Physical and Textural Characteristics of Eze-Aku Sandstone at Akpoha and Environs, Afikpo Basin, Nigeria

  • Raphael Oaikhena Oyanyan Gregory University, Uturu
  • Modestus Chijioke Ohaegbulem 1Department of Geology, College of Environmental Sciences, Gregory University Uturu, P.M.B. 1012, Amaokwe Achara, Uturu, Abia State, Nigeria
  • Chioma Elizabeth Nwaimo Department of Geology, College of Environmental Sciences, Gregory University Uturu, P.M.B. 1012, Amaokwe Achara, Uturu, Abia State, Nigeria
Keywords: Afikpo basin, EzeAku sandstone, Paleoenvironment, Texture, Sedimentary structures, Diagenetic features


Lithofacies defined by physical and textural characteristics, lithological contacts and diagenetic features in outcrops were studied to determine the paleo-depositional processes and environments of deposition, and petrographic classification of Eze-Aku sandstone at Akpoha and Evirons. Sedimentary structures identified include hummocky and swaley cross stratifications, decalcification holes, concretions, planar cross beds, inclined parallel bedding in aggradation-progradational sandstone units, parallel laminations to wave ripple laminations and some weathering features.

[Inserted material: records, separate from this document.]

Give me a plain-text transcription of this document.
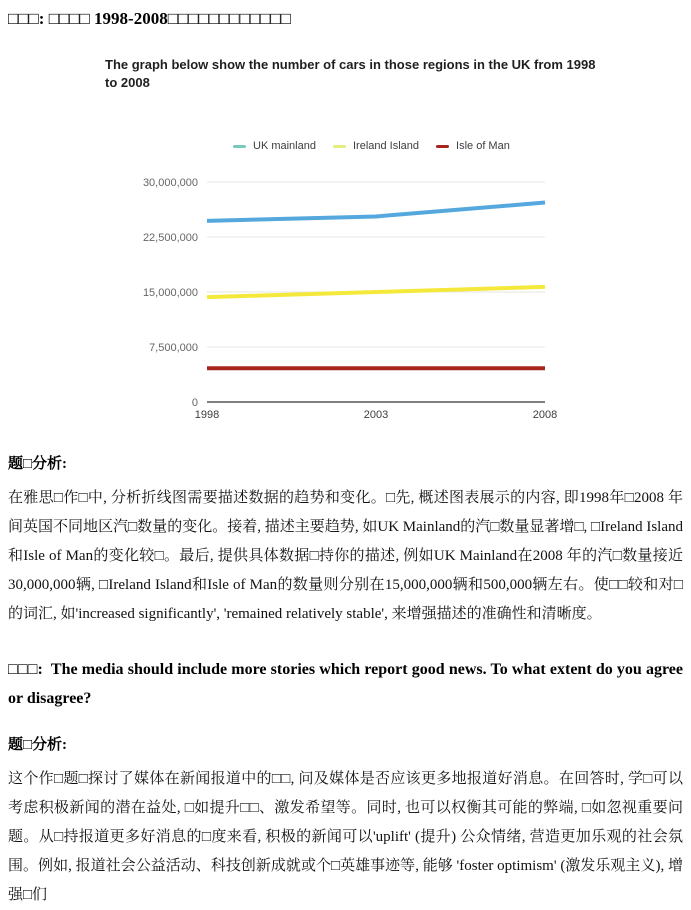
□□□: □□□□ 1998-2008□□□□□□□□□□□□
The graph below show the number of cars in those regions in the UK from 1998 to 2008
UK mainland	Ireland Island	Isle of Man
0
7,500,000
15,000,000
22,500,000
30,000,000
1998	2003	2008
题□分析:

在雅思□作□中, 分析折线图需要描述数据的趋势和变化。□先, 概述图表展示的内容, 即1998年□2008 年间英国不同地区汽□数量的变化。接着, 描述主要趋势, 如UK Mainland的汽□数量显著增□, □Ireland Island和Isle of Man的变化较□。最后, 提供具体数据□持你的描述, 例如UK Mainland在2008 年的汽□数量接近30,000,000辆, □Ireland Island和Isle of Man的数量则分别在15,000,000辆和500,000辆左右。使□□较和对□的词汇, 如'increased significantly', 'remained relatively stable', 来增强描述的准确性和清晰度。

□□□:  The media should include more stories which report good news. To what extent do you agree or disagree?
题□分析:

这个作□题□探讨了媒体在新闻报道中的□□, 问及媒体是否应该更多地报道好消息。在回答时, 学□可以考虑积极新闻的潜在益处, □如提升□□、激发希望等。同时, 也可以权衡其可能的弊端, □如忽视重要问题。从□持报道更多好消息的□度来看, 积极的新闻可以'uplift' (提升) 公众情绪, 营造更加乐观的社会氛围。例如, 报道社会公益活动、科技创新成就或个□英雄事迹等, 能够 'foster optimism' (激发乐观主义), 增强□们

Six lithofacies were identified and they include laminated silty shales/shales, hummocky and swaley cross stratified fine-grained sandstones, inclined parallel bedded medium- to coarse-grained sandstones, calcareous sandstones, cross bedded medium grained sandstone and horizontal to wave-ripple laminated very fine- to fine-grained sandstone. The characteristics and associations of lithofacies show that the sandstones of Eze-Aku Formation in the study area were deposited in storm dominated shallow marine environment. The sandstones are variably indurated and thin sections analysis shows cementation and intense compaction; angular to subrounded, poor to moderately sorted and fine to coarse grains, as well as minerology of grains consisting of monocystalline quartz, feldspar, rock fragments and cement with average percentage compositions of 55-60.5, 23-26.5, 1-5, and 5-8, respectively. The sandstones were therefore classified as immature arkosic sandstones  formed from sediments transported by low density fluid and sourced from plutonic rocks. The variable degrees of induration of samples from different outcrops can be attributed to variable level of compaction by overburden load or tectonic compression and possibly mild metamorphism caused by Santonian thermotectonic event.